Will allow you to launch a non-interactive command with a shortened form:
bsub4 "bedtools intersect -h"

gsub is a special alias for doing things in GMS (MGI pipelines and tools). We'll talk about that more in a future session
isub is a script you can download and set up that has similar syntax.
Some LSF tips:


don't launch 100 jobs until you've verified that one will run successfully
If you need to launch 1000 jobs, you're probably doing it wrong.
If you need to launch 100,000 jobs, you're definitely doing it wrong
If you're launching hundreds of jobs that take only seconds to complete, refactor your code
every job has a /tmp/ directory that gets blown away when things are over. In this era of limited/expensive disk, this is useful!


Using Docker

On your laptop:
docker pull ubuntu

What is that doing? It's going to https://hub.docker.com/_/ubuntu and pulling down the image with the "latest" tag
docker run ubuntu

Uhh, nothing happened.  Not quite - it loaded up the entire OS, but you didn't tell it to do anything!
docker run ubuntu echo "hello world" 

What's cool is that didn't run on MacOS, that ran in Linux, and we can prove it:
docker run ubuntu uname -a

But what if we want to do more than one thing at a time?  Run docker interactively!  (bash is the most common shell that we generally work on)
docker run -it ubuntu /bin/bash

There is one major difference between running docker on the cluster and on your laptop:
whoami

We can't get root access in docker images on the cluster.

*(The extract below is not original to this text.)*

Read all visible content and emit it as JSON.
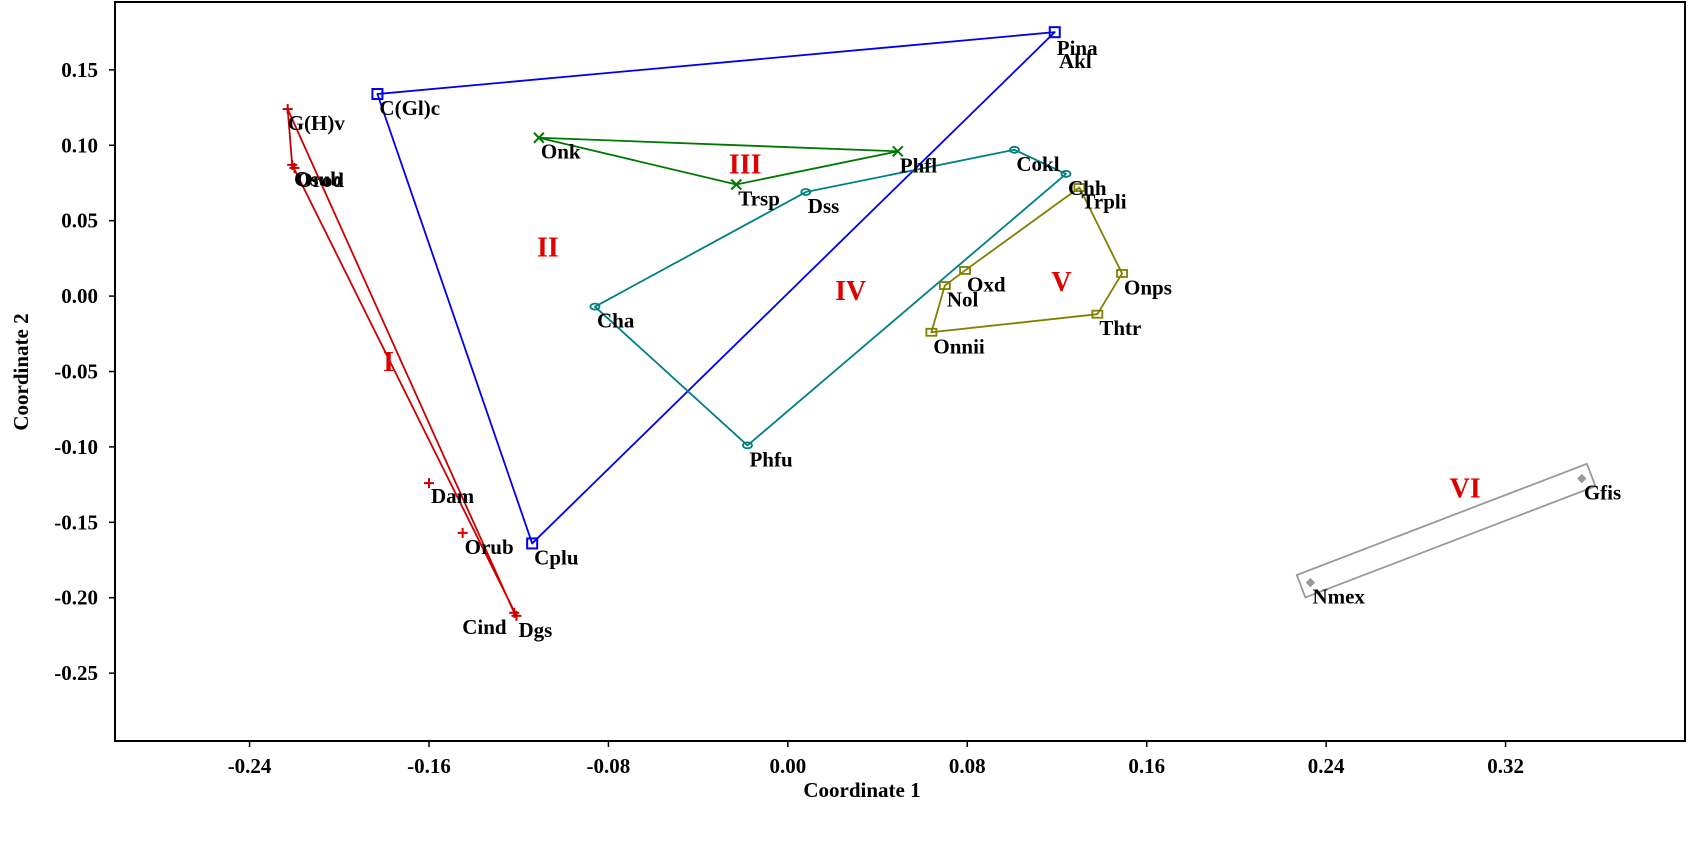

To oversimplify a complicated topic, that's to prevent people from accessing data they shouldn't be able to.
Here though, we have root, so let's install some software.
python

fails - it's not installed!
apt-get update
apt-get install python

Now it should work:
python
>>> print "Hello World!"
Now, exit out python and your container
<CTRL-D to quit python >
exit 

Let's pop back into our container
python

Wait!  where'd it go?  Let's chat about persistence
My First Dockerfile

Create a folder
mkdir ubuntu-python
    cd ubuntu-python

Create a new text file named "Dockerfile" with the following contents:
# start from base ubuntu
FROM ubuntu:latest

MAINTAINER Chris Miller <c.a.miller@wustl.edu>

RUN apt-get -y update
RUN apt-get -y install python

Save that file in the directory
And build a docker image from that Dockerfile
    cd ..
    docker build -t chrisamiller/ubuntu-python ubuntu-python/

Let's run it:
    docker run -it chrisamiller/ubuntu-python

and verify that python is installed
    python